For those uninitiated with the plot of Phantom of the Opera, it concerns the eponymous Phantom (Jon Robyns) harassing a theatre troop due to feeling generally unloved and unrequited love to Christine, (Lily Kerhoas) a member of the group whom the phantom has been teaching to sing.

Kerhoas is magnetic as Christine and plays brilliantly off of Robyn's creepy, unsettling demeanour. If Robyns lacks in any department, it's that I never felt his Phantom was as physically imposing as the one I had pictured in my head, but what he lacks in stature he certainly makes up for in vocal ability and stage presence. His and Kerhoas' singing shines most brightly during the titular Phantom of the Opera song, a personal favourite of mine.

What's most immediately and viscerally impressive about The Phantom of the Opera is the sheer scale and grandeur of the proceedings.

The stage design and practical effects are unparalleled to anything I’ve ever seen in a theatre production, let alone London's West End. Of course, there's the famous rising and falling of the chandelier, one that releases sparks and sways deceptively close to the audience, but this is only one of, if not somehow the least impressive set piece in the show.
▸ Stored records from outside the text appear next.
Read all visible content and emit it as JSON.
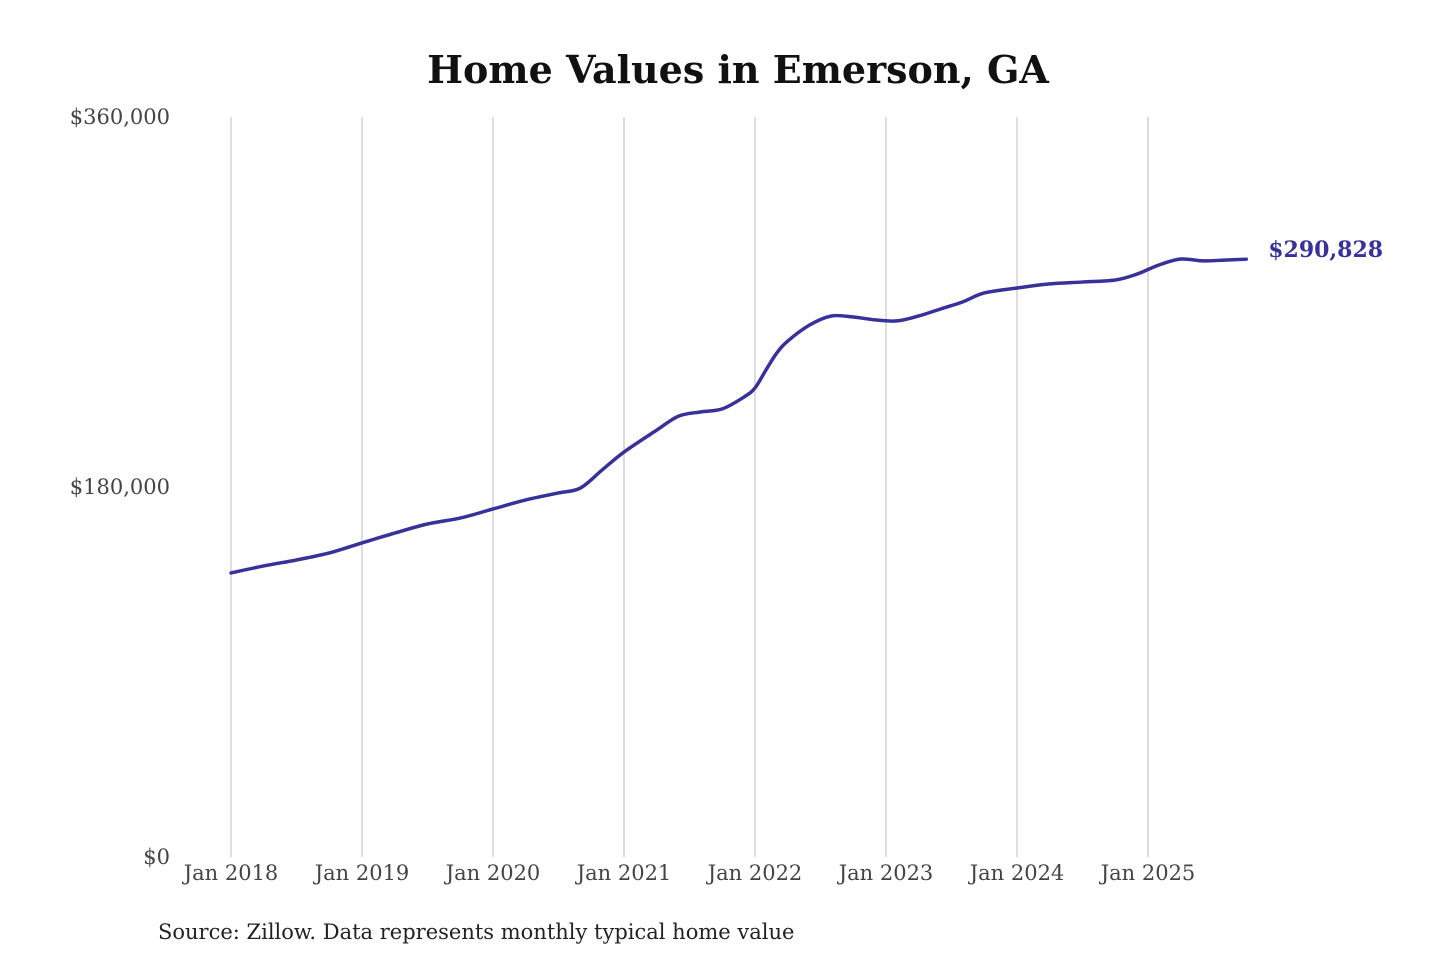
{
  "chart_data": {
    "type": "line",
    "title": "Home Values in Emerson, GA",
    "xlabel": "",
    "ylabel": "",
    "source": "Source: Zillow. Data represents monthly typical home value",
    "ylim": [
      0,
      360000
    ],
    "xlim": [
      "2018-01",
      "2025-10"
    ],
    "y_ticks": [
      {
        "value": 0,
        "label": "$0"
      },
      {
        "value": 180000,
        "label": "$180,000"
      },
      {
        "value": 360000,
        "label": "$360,000"
      }
    ],
    "x_ticks": [
      {
        "date": "2018-01",
        "label": "Jan 2018"
      },
      {
        "date": "2019-01",
        "label": "Jan 2019"
      },
      {
        "date": "2020-01",
        "label": "Jan 2020"
      },
      {
        "date": "2021-01",
        "label": "Jan 2021"
      },
      {
        "date": "2022-01",
        "label": "Jan 2022"
      },
      {
        "date": "2023-01",
        "label": "Jan 2023"
      },
      {
        "date": "2024-01",
        "label": "Jan 2024"
      },
      {
        "date": "2025-01",
        "label": "Jan 2025"
      }
    ],
    "grid": "vertical",
    "colors": {
      "line": "#38319a",
      "grid": "#c8c8c8"
    },
    "end_label": "$290,828",
    "series": [
      {
        "points": [
          [
            "2018-01",
            138200
          ],
          [
            "2018-04",
            141600
          ],
          [
            "2018-07",
            144500
          ],
          [
            "2018-10",
            147900
          ],
          [
            "2019-01",
            152800
          ],
          [
            "2019-04",
            157600
          ],
          [
            "2019-07",
            162000
          ],
          [
            "2019-10",
            164900
          ],
          [
            "2020-01",
            169300
          ],
          [
            "2020-04",
            173700
          ],
          [
            "2020-07",
            177100
          ],
          [
            "2020-09",
            179500
          ],
          [
            "2020-11",
            188300
          ],
          [
            "2021-01",
            197000
          ],
          [
            "2021-04",
            207700
          ],
          [
            "2021-06",
            214500
          ],
          [
            "2021-08",
            216500
          ],
          [
            "2021-10",
            218000
          ],
          [
            "2021-12",
            223800
          ],
          [
            "2022-01",
            228200
          ],
          [
            "2022-02",
            236900
          ],
          [
            "2022-03",
            245200
          ],
          [
            "2022-04",
            251000
          ],
          [
            "2022-06",
            258800
          ],
          [
            "2022-08",
            263200
          ],
          [
            "2022-10",
            262700
          ],
          [
            "2022-12",
            261300
          ],
          [
            "2023-02",
            260800
          ],
          [
            "2023-04",
            263200
          ],
          [
            "2023-06",
            266600
          ],
          [
            "2023-08",
            270000
          ],
          [
            "2023-10",
            274400
          ],
          [
            "2024-01",
            276800
          ],
          [
            "2024-04",
            278800
          ],
          [
            "2024-07",
            279700
          ],
          [
            "2024-10",
            280700
          ],
          [
            "2024-12",
            283600
          ],
          [
            "2025-02",
            288000
          ],
          [
            "2025-04",
            290900
          ],
          [
            "2025-06",
            290000
          ],
          [
            "2025-08",
            290400
          ],
          [
            "2025-10",
            290828
          ]
        ]
      }
    ]
  }
}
Some characters seamlessly disappear through the floor with a burst of smoke, magic wands that shoot fireballs, mirrors whose reflections show images not present on the stage and even ghost ships rising from the floor.
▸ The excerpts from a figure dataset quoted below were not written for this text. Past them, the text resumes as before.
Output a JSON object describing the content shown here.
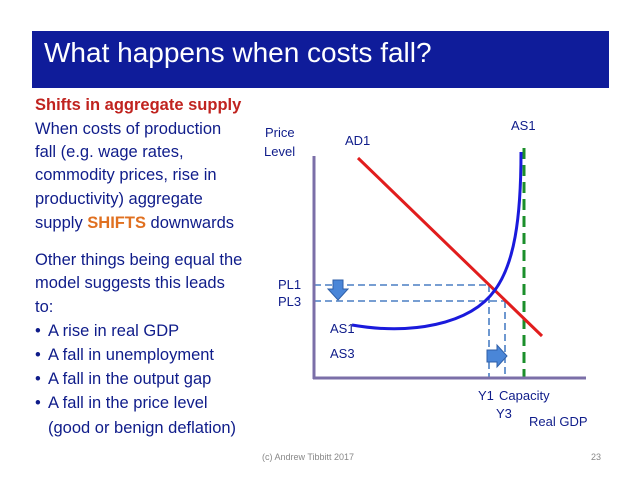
{
  "slide": {
    "title": "What happens when costs fall?",
    "heading": "Shifts in aggregate supply",
    "para1": {
      "lines": [
        "When costs of production",
        "fall (e.g. wage rates,",
        "commodity prices, rise in",
        "productivity) aggregate"
      ],
      "last_prefix": "supply ",
      "last_highlight": "SHIFTS",
      "last_suffix": " downwards"
    },
    "para2": {
      "lines": [
        "Other things being equal the",
        "model suggests this leads",
        "to:"
      ]
    },
    "bullets": [
      "A rise in real GDP",
      "A fall in unemployment",
      "A fall in the output gap",
      "A fall in the price level",
      "(good or benign deflation)"
    ]
  },
  "diagram": {
    "y_axis_label_line1": "Price",
    "y_axis_label_line2": "Level",
    "x_axis_label": "Real GDP",
    "ad_label": "AD1",
    "as_top_label": "AS1",
    "as1_label": "AS1",
    "as3_label": "AS3",
    "pl1_label": "PL1",
    "pl3_label": "PL3",
    "y1_label": "Y1",
    "y3_label": "Y3",
    "capacity_label": "Capacity",
    "colors": {
      "ad_curve": "#e11d1d",
      "as_curve": "#1a1adc",
      "capacity_line": "#1b8f2b",
      "axes": "#7b6fa8",
      "guide_lines": "#4a7fc4",
      "arrows": "#4a86d8"
    }
  },
  "footer": {
    "credit": "(c) Andrew Tibbitt 2017",
    "page": "23"
  }
}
The sheer quantity and quality of these impressive tricks turn the performance almost into a magic show with how expertly hidden the mechanics behind them are. These sets are populated by 37 actors in the ensemble and cast, all of which may appear on stage at one time during climatic music numbers or moments.

Watching such a large amount of actors all at once, working at the peak of their craft, ensures you’ll miss some charming details in someone's performance heavily incentivising rewatches. I noticed Carlotta (Kelly Glyptis) was consistently doing something of comic interest or note, yet my focus on her likely caused me to miss dozens of other noteworthy acting choices from the rest of the ensemble.

While it may be tempting to label The Phantom of the Opera as outdated with how unapologetically camp and 80s it is, its complete sincerity and deliberate lack of self-awareness is in part what makes it so charming and enthralling.

It's refreshing to see something so conceptually silly be taken with so much weight and seriousness. It is truly a musical everyone must see at least once in their lives, if not for the music itself then for the spectacle of it all.